If, on the other hand, the writer was fully conscious that he repeated “Cyclopean” 27 times in this novella, and found that cool, I’d say that truly impugns his taste. You will have to read it to see what I mean. As you read, every word, idea, object and thought has already been stated (sometimes 5-6 or times)! Though the prose is well-formed and smooth, often vivid, there is truly nothing new until you get to the sparse good bits. And it goes on and on, a mish-mash of repeated text. Anything worth writing once, is worth writing 17 times. Was this purposefully to increase the length?
Lovecraft also hammers in refernces to contemporaneous art and writing, which has a more than a whiff of amateurism. One of many examples are the paintings of Roerich… Did I mention the scary mountains looked like his painting? (Oh yeah, I mentioned it 8 times). Did I also mention that this story you’re reading right now is a homage to Poe’s
Gordon Pym? Let me validate the story further by mentioning C.A. Smith, and lots and lots of fictional(?) legends and stuff. First of all, this is a risky thing for a writer – to refer to outside works of art of fiction, especially those that influenced the work the reader is reading. There are unattractive meta-fictional entanglements, or it can simply appear insecure. One mention of these things would have worked, but the writer can’t stop at one, two or even at five.
While I’m heaping on the praise, I’ll say too that there seem to be big plot holes (or are they “to be continued”?). I never grasped what was going on with the missing man and dog, sled and equipment. Why? Who was doing what? What about all those suggestions and hints at the grisly scene of Lake’s camp? If it was explained or even suggested, I missed it. There is also a lot of painful circumlocutious “you gotta believe me!”, and “I’m about to tell you something scary.” A horror story can certainly use these, but not 900 times!
And the good stuff?
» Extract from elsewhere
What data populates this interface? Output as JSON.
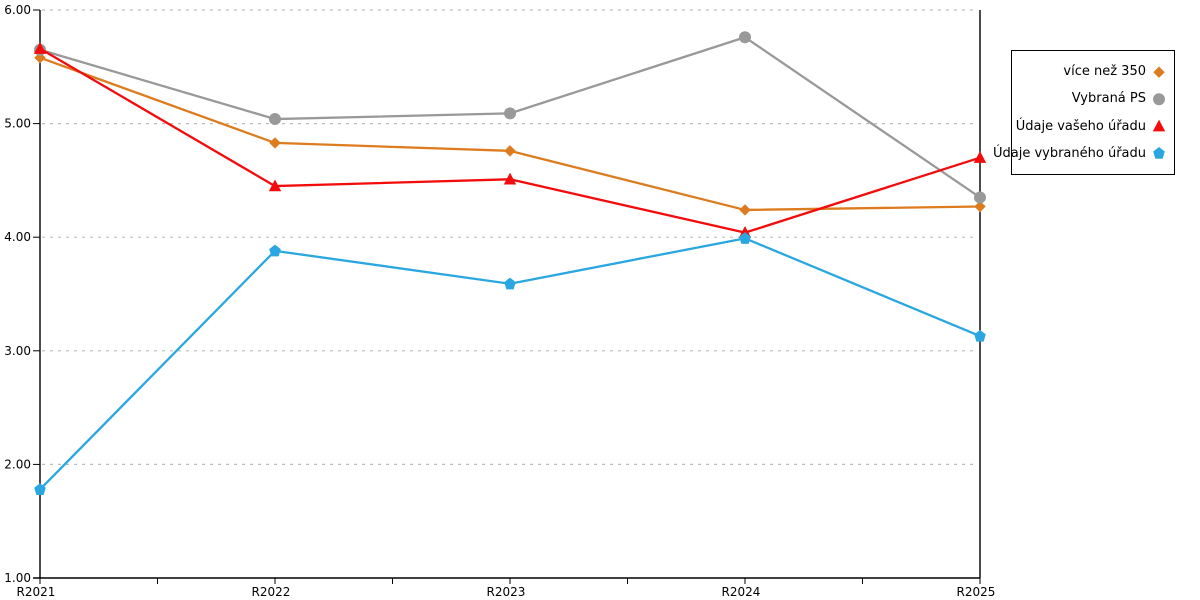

Aside from some good old Romantic sublime nature terror, I think the brilliance of the basic sub-story-line concept perhaps overwhelmed its fictional vehicle. Maybe the tale was merely created to house it. Aliens who came a billion years ago, who began all life on earth, who possessed an advanced culture and art, who manipulate proto-plasm to create their own monster servants, who built immense, extremely creepy stone cities whose ruins are hidden in the ultra-high undiscovered peaks of the Antarctic – it’s great stuff! Too bad it took shape within a muddle. But maybe this is why other authors love to borrow it and riff on it. Its original fictional setting is undistinguished. It’s something therefore you might feel inclined to run with.